Introduction: Today, the reality of pain in neonates is an undisputed fact, but pain management in clinical practice remains a challenging issue. All neonatal units should have a pain management protocol. The aim of this study was to compare the effectiveness of Remifentanil versus Fentanyl in pain control during elective endotracheal intubation for surfactant administration in preterm infants.
Materials and methods: Preterm infants with gestational age between 28 weeks and 34 weeks + 6 days with Respiratory Distress Syndrome (RDS) who needed surfactant administration were divided into two groups using a random sampling method. Neonates in the first group received 2 μg/kg intravenous Fentanyl infusion and neonates in group 2 received 1 μg/kg intravenous Remifentanil before elective endotracheal intubation for surfactant therapy. The vital signs, including heart rate, oxygen saturation, mean arterial blood pressure and change in facial grimace were documented in an unnamed Premature Infant Pain Profile-Revised (PIPP-R) scoring sheet individually. Video recording was performed in both groups before, during and after the endotracheal intubation. All videos and data were interpreted and scored by two Newborn Individualized Developmental Care and Assessment Program (NIDCAP) professionals.

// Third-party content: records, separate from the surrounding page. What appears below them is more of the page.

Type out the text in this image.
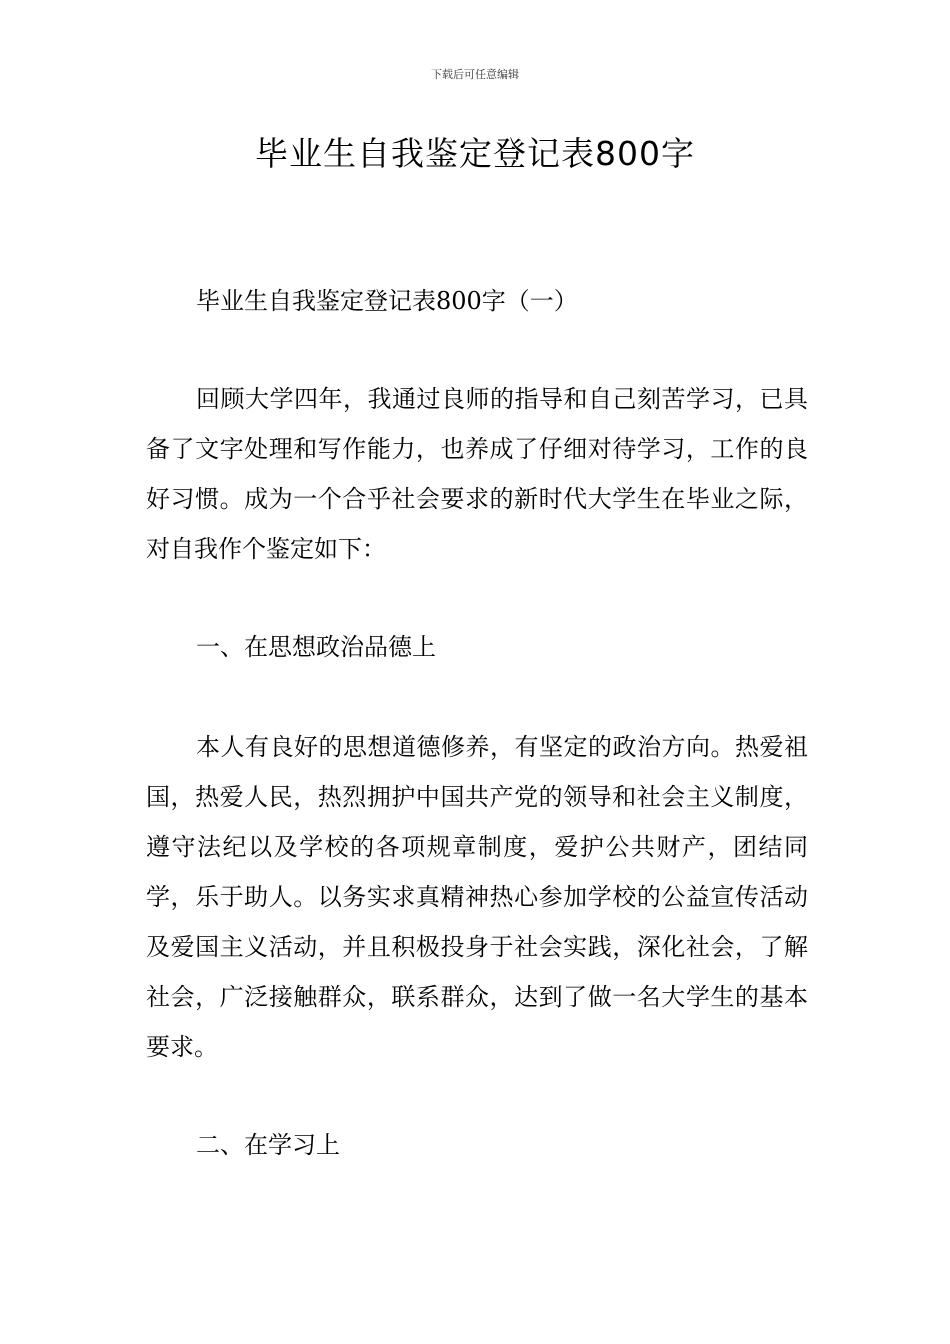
下载后可任意编辑
毕业生自我鉴定登记表800字

毕业生自我鉴定登记表800字（一）

回顾大学四年，我通过良师的指导和自己刻苦学习，已具备了文字处理和写作能力，也养成了仔细对待学习，工作的良好习惯。成为一个合乎社会要求的新时代大学生在毕业之际，对自我作个鉴定如下：

一、在思想政治品德上

本人有良好的思想道德修养，有坚定的政治方向。热爱祖国，热爱人民，热烈拥护中国共产党的领导和社会主义制度，遵守法纪以及学校的各项规章制度，爱护公共财产，团结同学，乐于助人。以务实求真精神热心参加学校的公益宣传活动及爱国主义活动，并且积极投身于社会实践，深化社会，了解社会，广泛接触群众，联系群众，达到了做一名大学生的基本要求。

二、在学习上
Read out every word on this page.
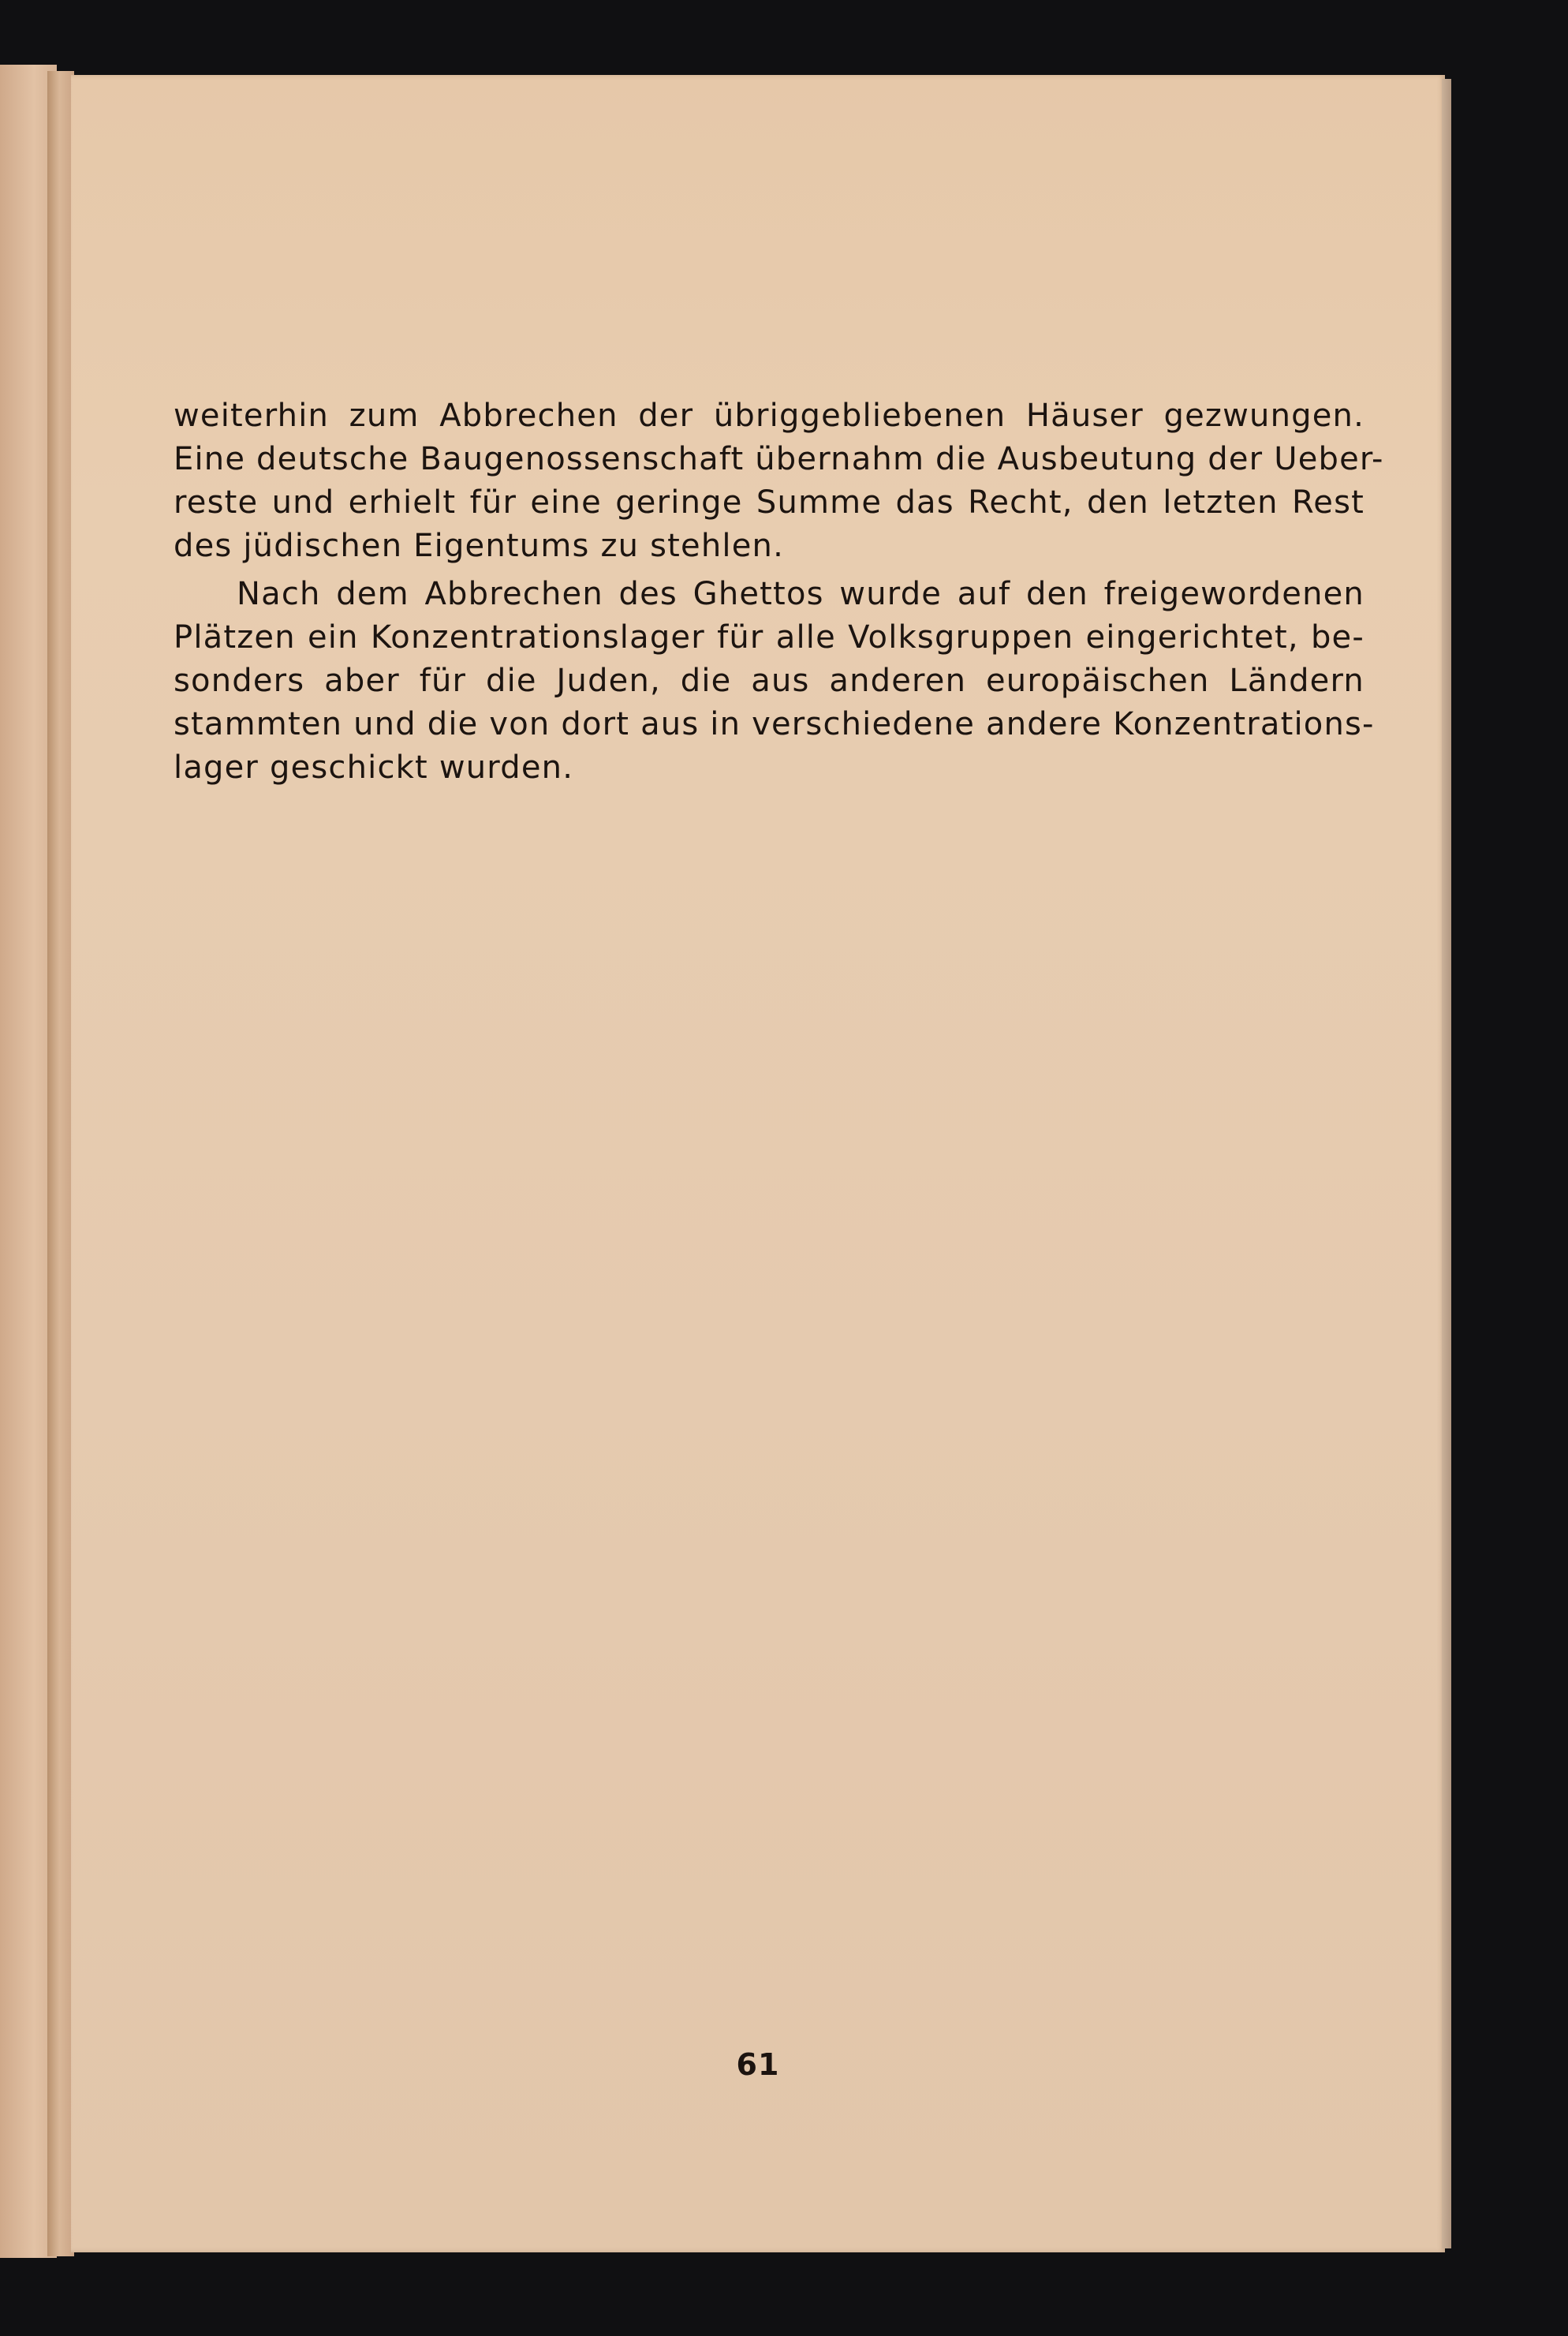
weiterhin zum Abbrechen der übriggebliebenen Häuser gezwungen.
Eine deutsche Baugenossenschaft übernahm die Ausbeutung der Ueber-
reste und erhielt für eine geringe Summe das Recht, den letzten Rest
des jüdischen Eigentums zu stehlen.

Nach dem Abbrechen des Ghettos wurde auf den freigewordenen
Plätzen ein Konzentrationslager für alle Volksgruppen eingerichtet, be-
sonders aber für die Juden, die aus anderen europäischen Ländern
stammten und die von dort aus in verschiedene andere Konzentrations-
lager geschickt wurden.

61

Results: The mean PIPP-R score in the Fentanyl-treated group was 13.06 ± 3.55 and in the Remifentanil-treated group was 10.75 ± 2.93, with no statistically significant difference (p = 0.054). There was less need for Naloxone use in the Remifentanil group (p < 0.001). Incidence of apnea, severe drop in oxygen saturation, Intra-Ventricular Hemorrhage (IVH) and chest rigidity were not significantly different between the two groups.
Conclusion: Although the difference was not statistically significant, Remifentanil reduced the pain score more than Fentanyl during elective endotracheal intubation in preterm infants. We recommend conducting further studies with larger study populations to determine the better drug and the optimal dosage of these drugs in neonates.